By the end of this module, you will be able to:
  • ✅ Represent images, videos, and volumetric studies (CT, MRI) as tensors with the correct dimensionality
  • ✅ Explain deep learning in plain terms and connect it back to the transformer models from earlier modules
  • ✅ Train a linear classifier on MNIST and diagnose where it breaks
  • ✅ Explain why convolutions beat fully-connected layers on images and train a CNN on MNIST
  • ✅ Reason about object detection building blocks: anchors, IoU, NMS, and common benchmarks
  • ✅ Use Segment Anything (SAM) for interactive and automatic segmentation
  • ✅ Compare GANs and diffusion models for image generation and their production trade-offs
  • ✅ Extend 2D vision techniques to video and 3D volumetric data

Why This Matters

Computer vision is the other half of the production AI stack.

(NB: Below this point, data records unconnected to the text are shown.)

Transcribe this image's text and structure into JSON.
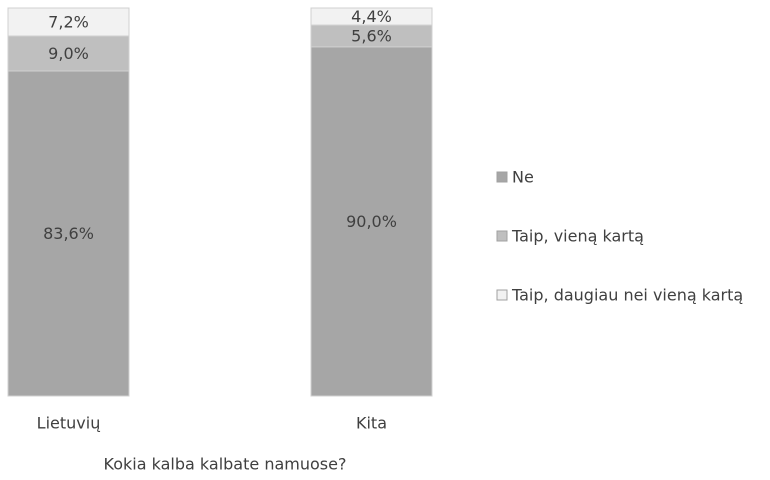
{
  "chart_data": {
    "type": "stacked_bar",
    "categories": [
      "Lietuvių",
      "Kita"
    ],
    "x_label": "Kokia kalba kalbate namuose?",
    "series": [
      {
        "name": "Ne",
        "color": "#a6a6a6",
        "values": [
          83.6,
          90.0
        ],
        "value_labels": [
          "83,6%",
          "90,0%"
        ]
      },
      {
        "name": "Taip, vieną kartą",
        "color": "#bfbfbf",
        "values": [
          9.0,
          5.6
        ],
        "value_labels": [
          "9,0%",
          "5,6%"
        ]
      },
      {
        "name": "Taip, daugiau nei vieną kartą",
        "color": "#f2f2f2",
        "values": [
          7.2,
          4.4
        ],
        "value_labels": [
          "7,2%",
          "4,4%"
        ]
      }
    ],
    "legend": "right"
  }
}
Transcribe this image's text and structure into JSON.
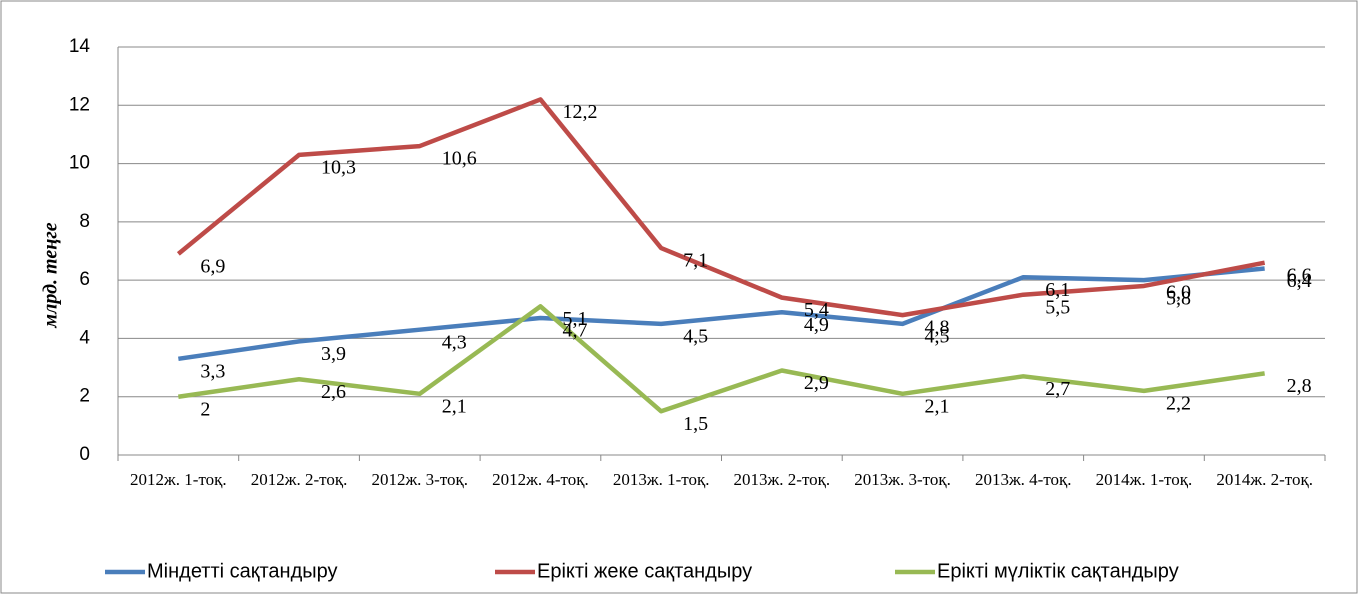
{
  "chart_data": {
    "type": "line",
    "y_label": "млрд. теңге",
    "categories": [
      "2012ж. 1-тоқ.",
      "2012ж. 2-тоқ.",
      "2012ж. 3-тоқ.",
      "2012ж. 4-тоқ.",
      "2013ж. 1-тоқ.",
      "2013ж. 2-тоқ.",
      "2013ж. 3-тоқ.",
      "2013ж. 4-тоқ.",
      "2014ж. 1-тоқ.",
      "2014ж. 2-тоқ."
    ],
    "series": [
      {
        "name": "Міндетті сақтандыру",
        "color": "#4a7ebb",
        "values": [
          3.3,
          3.9,
          4.3,
          4.7,
          4.5,
          4.9,
          4.5,
          6.1,
          6.0,
          6.4
        ],
        "value_labels": [
          "3,3",
          "3,9",
          "4,3",
          "4,7",
          "4,5",
          "4,9",
          "4,5",
          "6,1",
          "6,0",
          "6,4"
        ]
      },
      {
        "name": "Ерікті жеке сақтандыру",
        "color": "#be4b48",
        "values": [
          6.9,
          10.3,
          10.6,
          12.2,
          7.1,
          5.4,
          4.8,
          5.5,
          5.8,
          6.6
        ],
        "value_labels": [
          "6,9",
          "10,3",
          "10,6",
          "12,2",
          "7,1",
          "5,4",
          "4,8",
          "5,5",
          "5,8",
          "6,6"
        ]
      },
      {
        "name": "Ерікті мүліктік сақтандыру",
        "color": "#98b954",
        "values": [
          2,
          2.6,
          2.1,
          5.1,
          1.5,
          2.9,
          2.1,
          2.7,
          2.2,
          2.8
        ],
        "value_labels": [
          "2",
          "2,6",
          "2,1",
          "5,1",
          "1,5",
          "2,9",
          "2,1",
          "2,7",
          "2,2",
          "2,8"
        ]
      }
    ],
    "ylim": [
      0,
      14
    ],
    "yticks": [
      0,
      2,
      4,
      6,
      8,
      10,
      12,
      14
    ],
    "grid": true,
    "legend": "bottom"
  }
}
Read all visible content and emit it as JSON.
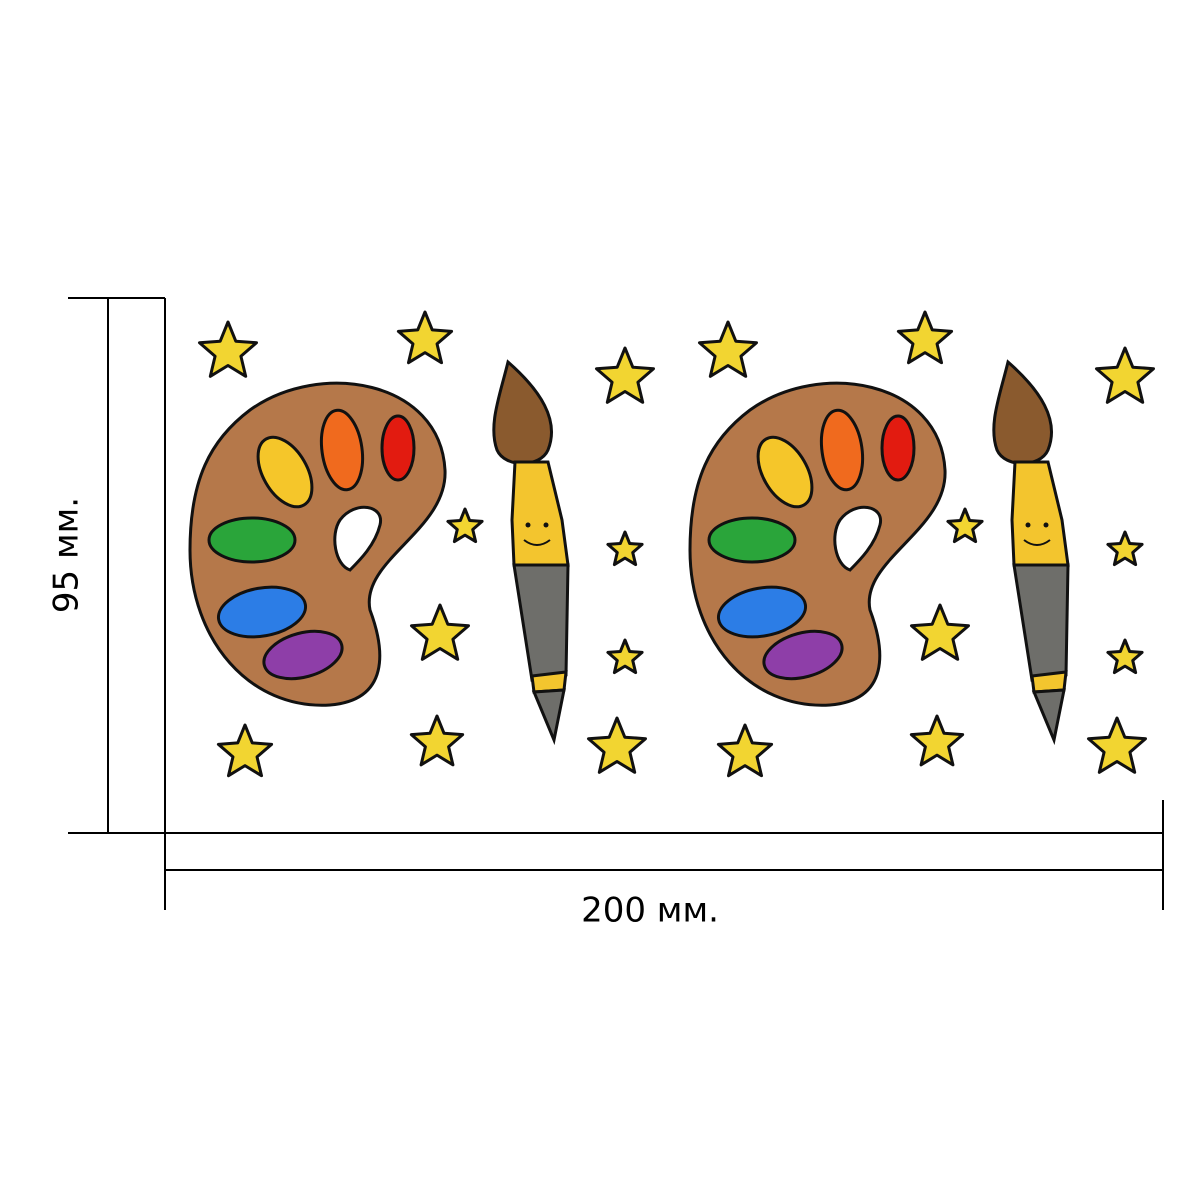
{
  "dimensions": {
    "height": "95 мм.",
    "width": "200 мм."
  }
}
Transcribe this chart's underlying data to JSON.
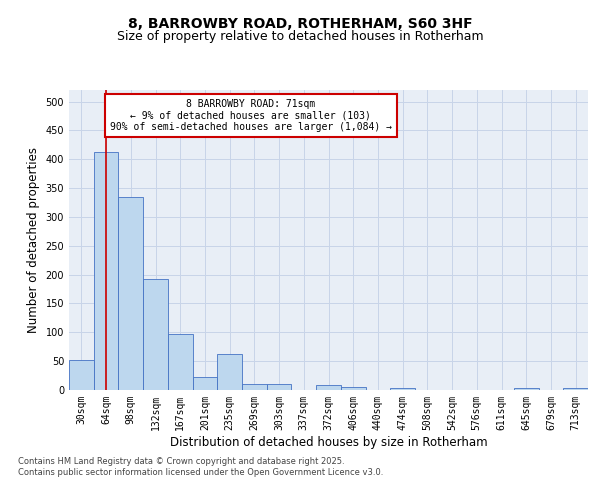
{
  "title1": "8, BARROWBY ROAD, ROTHERHAM, S60 3HF",
  "title2": "Size of property relative to detached houses in Rotherham",
  "xlabel": "Distribution of detached houses by size in Rotherham",
  "ylabel": "Number of detached properties",
  "categories": [
    "30sqm",
    "64sqm",
    "98sqm",
    "132sqm",
    "167sqm",
    "201sqm",
    "235sqm",
    "269sqm",
    "303sqm",
    "337sqm",
    "372sqm",
    "406sqm",
    "440sqm",
    "474sqm",
    "508sqm",
    "542sqm",
    "576sqm",
    "611sqm",
    "645sqm",
    "679sqm",
    "713sqm"
  ],
  "values": [
    52,
    413,
    335,
    192,
    97,
    22,
    63,
    11,
    10,
    0,
    8,
    5,
    0,
    3,
    0,
    0,
    0,
    0,
    3,
    0,
    3
  ],
  "bar_color": "#bdd7ee",
  "bar_edge_color": "#4472c4",
  "vline_x": 1,
  "vline_color": "#cc0000",
  "annotation_text": "8 BARROWBY ROAD: 71sqm\n← 9% of detached houses are smaller (103)\n90% of semi-detached houses are larger (1,084) →",
  "annotation_box_color": "#ffffff",
  "annotation_box_edge": "#cc0000",
  "grid_color": "#c8d4e8",
  "background_color": "#e8eef6",
  "ylim": [
    0,
    520
  ],
  "yticks": [
    0,
    50,
    100,
    150,
    200,
    250,
    300,
    350,
    400,
    450,
    500
  ],
  "footer": "Contains HM Land Registry data © Crown copyright and database right 2025.\nContains public sector information licensed under the Open Government Licence v3.0.",
  "title_fontsize": 10,
  "subtitle_fontsize": 9,
  "tick_fontsize": 7,
  "label_fontsize": 8.5,
  "footer_fontsize": 6
}
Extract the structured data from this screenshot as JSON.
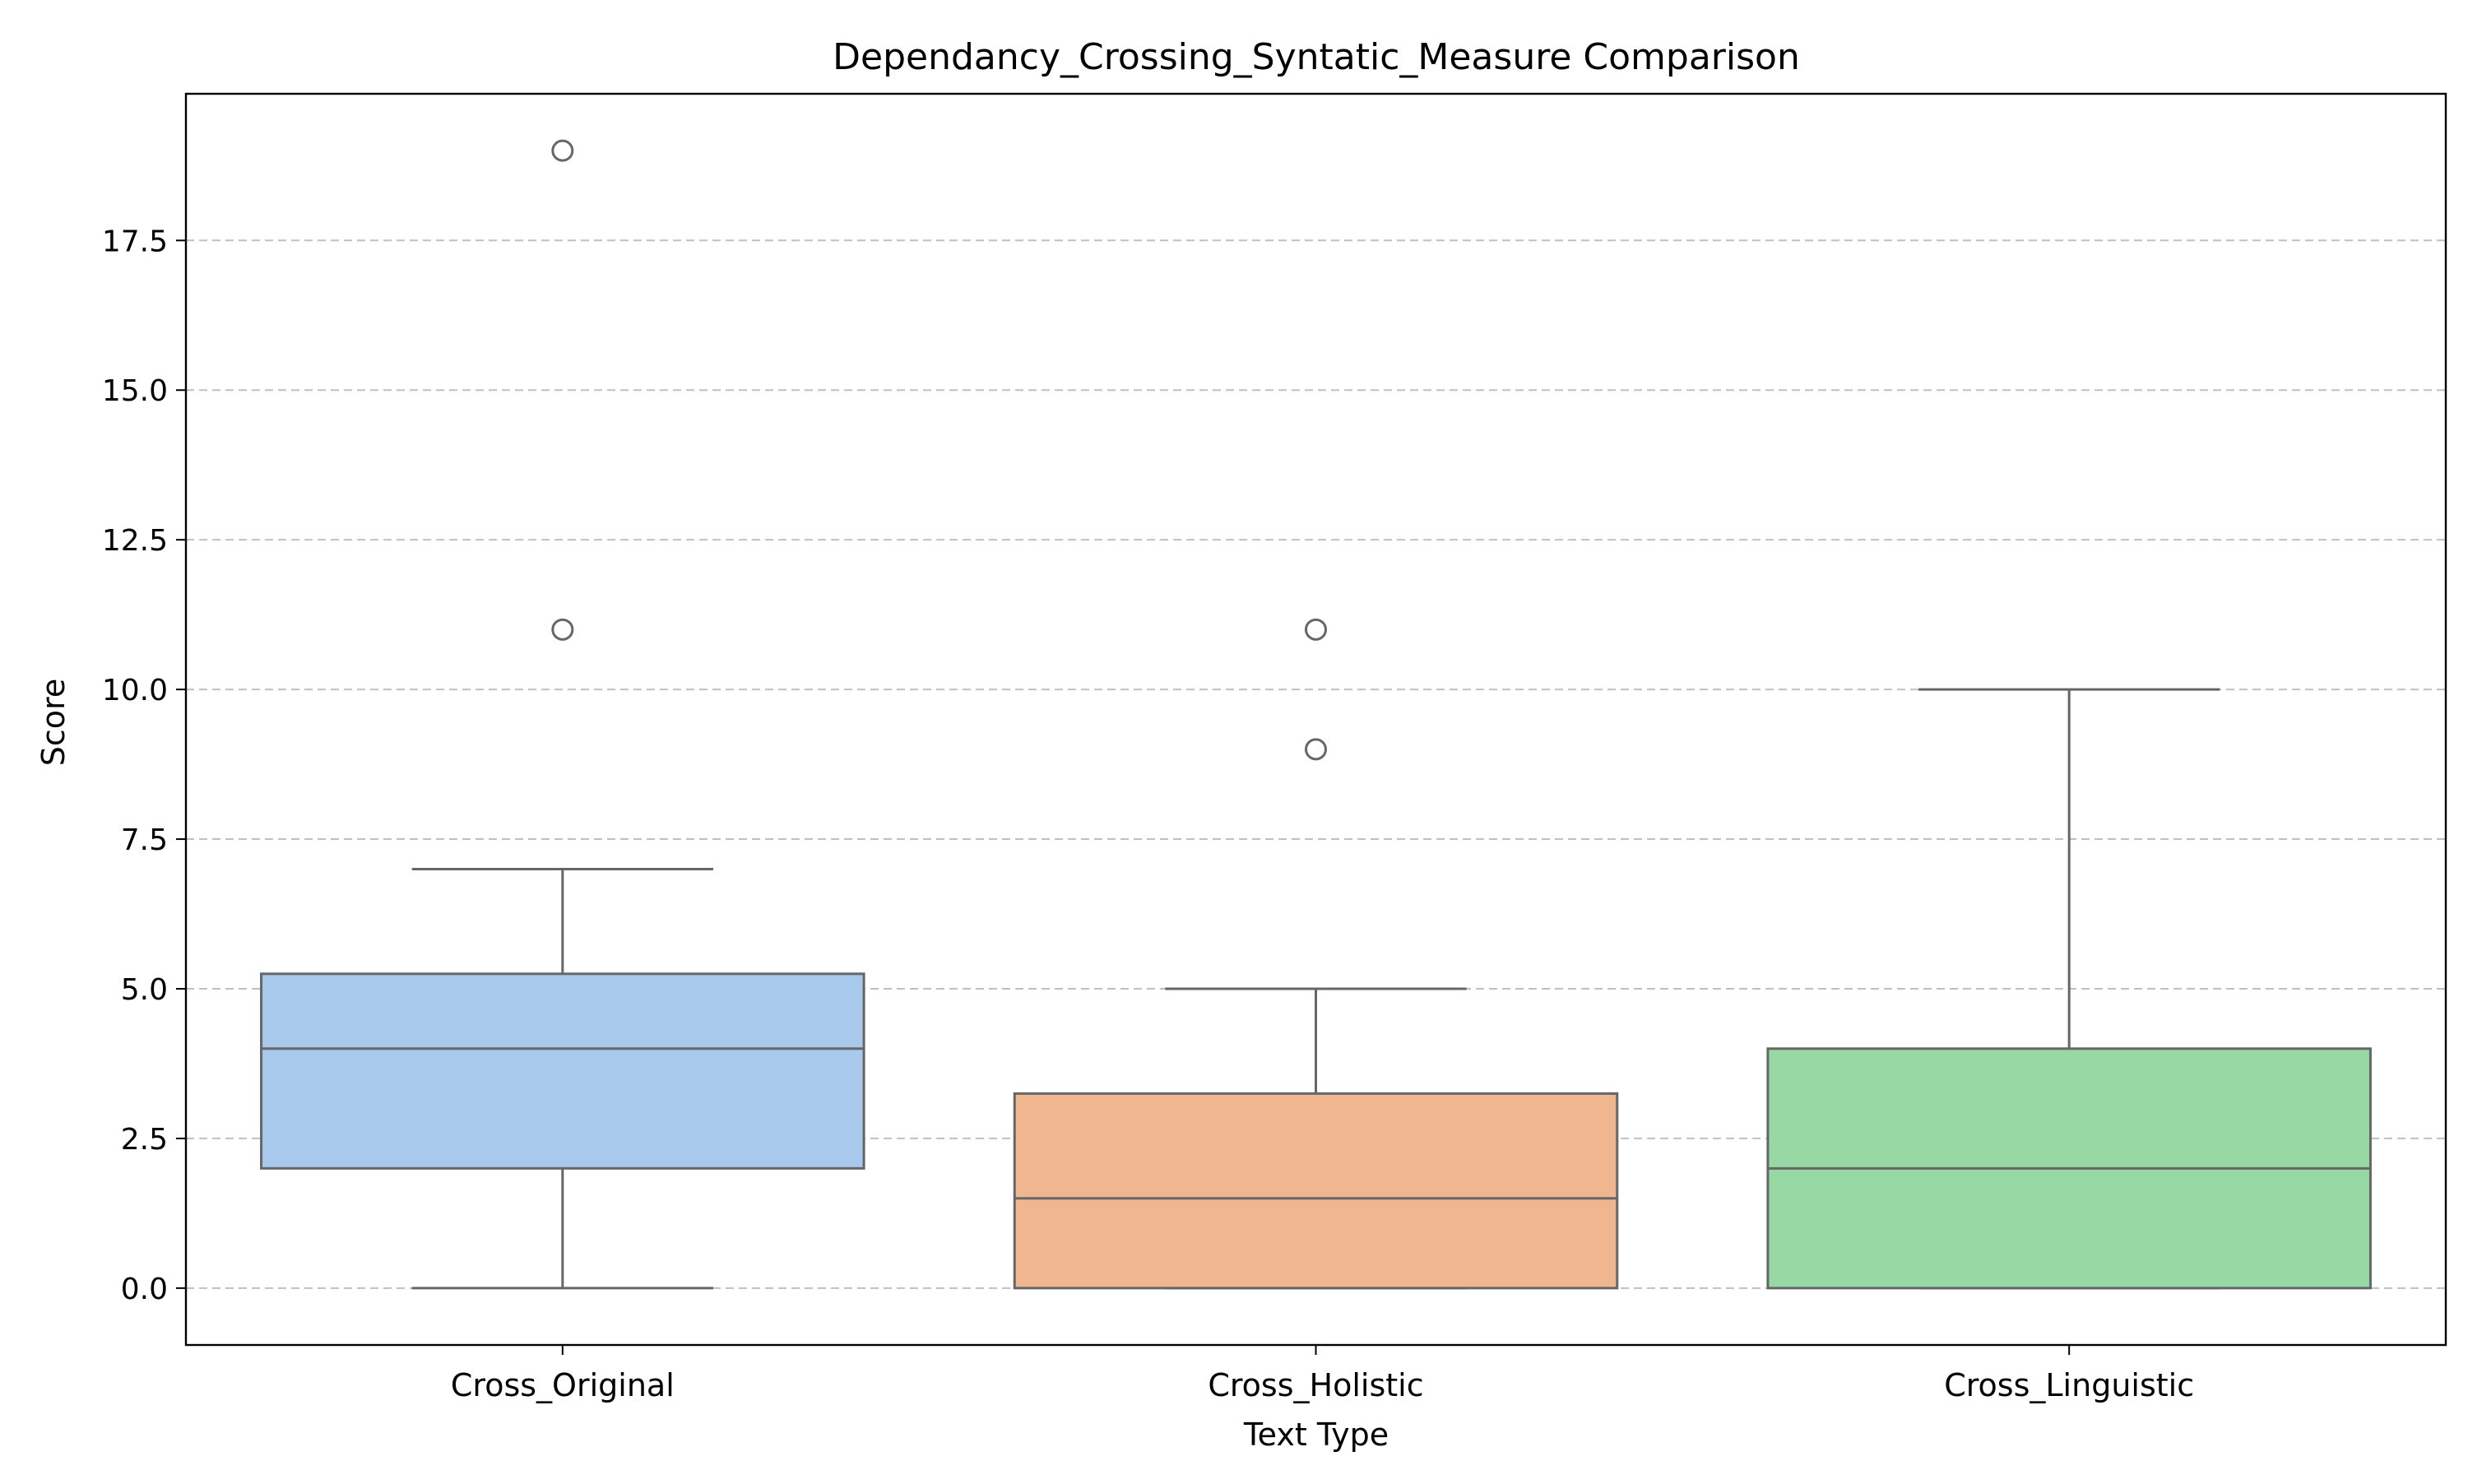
{
  "chart_data": {
    "type": "boxplot",
    "title": "Dependancy_Crossing_Syntatic_Measure Comparison",
    "xlabel": "Text Type",
    "ylabel": "Score",
    "ylim": [
      -0.95,
      19.95
    ],
    "yticks": [
      0.0,
      2.5,
      5.0,
      7.5,
      10.0,
      12.5,
      15.0,
      17.5
    ],
    "ytick_labels": [
      "0.0",
      "2.5",
      "5.0",
      "7.5",
      "10.0",
      "12.5",
      "15.0",
      "17.5"
    ],
    "grid": "y-dashed",
    "categories": [
      "Cross_Original",
      "Cross_Holistic",
      "Cross_Linguistic"
    ],
    "boxes": [
      {
        "category": "Cross_Original",
        "whisker_low": 0,
        "q1": 2.0,
        "median": 4.0,
        "q3": 5.25,
        "whisker_high": 7,
        "outliers": [
          11,
          19
        ],
        "color": "#a8c8ec"
      },
      {
        "category": "Cross_Holistic",
        "whisker_low": 0,
        "q1": 0.0,
        "median": 1.5,
        "q3": 3.25,
        "whisker_high": 5,
        "outliers": [
          9,
          11
        ],
        "color": "#f0b690"
      },
      {
        "category": "Cross_Linguistic",
        "whisker_low": 0,
        "q1": 0.0,
        "median": 2.0,
        "q3": 4.0,
        "whisker_high": 10,
        "outliers": [],
        "color": "#97d9a5"
      }
    ],
    "line_color": "#666666",
    "grid_color": "#c0c0c0"
  }
}
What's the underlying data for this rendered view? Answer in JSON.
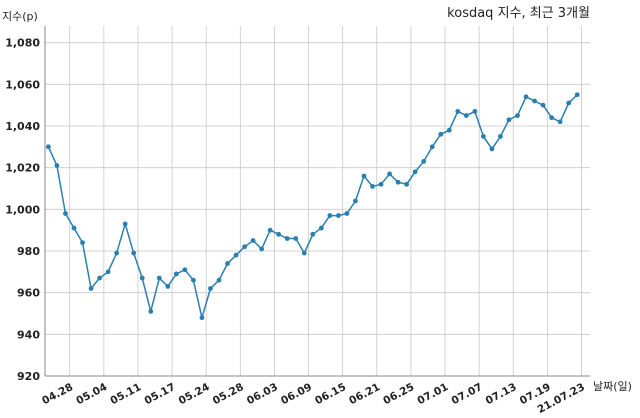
{
  "chart_data": {
    "type": "line",
    "title": "kosdaq 지수, 최근 3개월",
    "ylabel": "지수(p)",
    "xlabel": "날짜(일)",
    "ylim": [
      920,
      1088
    ],
    "yticks": [
      920,
      940,
      960,
      980,
      1000,
      1020,
      1040,
      1060,
      1080
    ],
    "ytick_labels": [
      "920",
      "940",
      "960",
      "980",
      "1,000",
      "1,020",
      "1,040",
      "1,060",
      "1,080"
    ],
    "xtick_labels": [
      "04.28",
      "05.04",
      "05.11",
      "05.17",
      "05.24",
      "05.28",
      "06.03",
      "06.09",
      "06.15",
      "06.21",
      "06.25",
      "07.01",
      "07.07",
      "07.13",
      "07.19",
      "21.07.23"
    ],
    "xtick_positions": [
      2.5,
      6.5,
      10.5,
      14.5,
      18.5,
      22.5,
      26.5,
      30.5,
      34.5,
      38.5,
      42.5,
      46.5,
      50.5,
      54.5,
      58.5,
      62.5
    ],
    "xlim": [
      -0.4,
      63.5
    ],
    "grid": true,
    "line_color": "#2a7fb0",
    "series": [
      {
        "values": [
          1030,
          1021,
          998,
          991,
          984,
          962,
          967,
          970,
          979,
          993,
          979,
          967,
          951,
          967,
          963,
          969,
          971,
          966,
          948,
          962,
          966,
          974,
          978,
          982,
          985,
          981,
          990,
          988,
          986,
          986,
          979,
          988,
          991,
          997,
          997,
          998,
          1004,
          1016,
          1011,
          1012,
          1017,
          1013,
          1012,
          1018,
          1023,
          1030,
          1036,
          1038,
          1047,
          1045,
          1047,
          1035,
          1029,
          1035,
          1043,
          1045,
          1054,
          1052,
          1050,
          1044,
          1042,
          1051,
          1055
        ]
      }
    ]
  }
}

Even if your product is text-first, vision is creeping in through OCR, screenshot understanding, multimodal agents, and document pipelines.
  • Vision is production-critical: radiology, autonomous driving, retail analytics, manufacturing QA, and content moderation all run on the stack covered in this module
  • The same architecture under many hoods: transformers now dominate vision too — ViT, DETR, SAM, Stable Diffusion cross-attention — so everything you learned about attention in the LLM modules applies here
  • Data representation determines everything downstream: a CT volume loaded as (H, W, slices) vs (slices, H, W) silently breaks networks; choosing the right tensor layout is half the job
  • Benchmark literacy separates practitioners from demo-builders: knowing what “42 mAP on COCO” or “94% top-1 on ImageNet” actually means tells you which model to pick — and which numbers to distrust

What You’ll Build

  • Tensor explorer — load images, videos, and volumetric studies and inspect their shapes end-to-end
  • MNIST linear classifier — softmax regression trained from scratch, with baseline metrics
  • MNIST CNN — a small convolutional network that shows the accuracy jump over the linear baseline
  • Detection walkthrough — annotated IoU / NMS examples and a tour of one-stage vs two-stage detectors
  • SAM playground — click-to-segment and automatic mask generation
  • Diffusion vs GAN demo — generate images with each approach and compare fidelity and controllability
  • 3D viewer — open a CT/MRI volume, scroll through slices, and extract a 2D window the network can consume
Code examples in this module are placeholders while the TypeScript/Python companion repository catches up. Each CodeEditor block marks the file path it will point to once the implementation lands.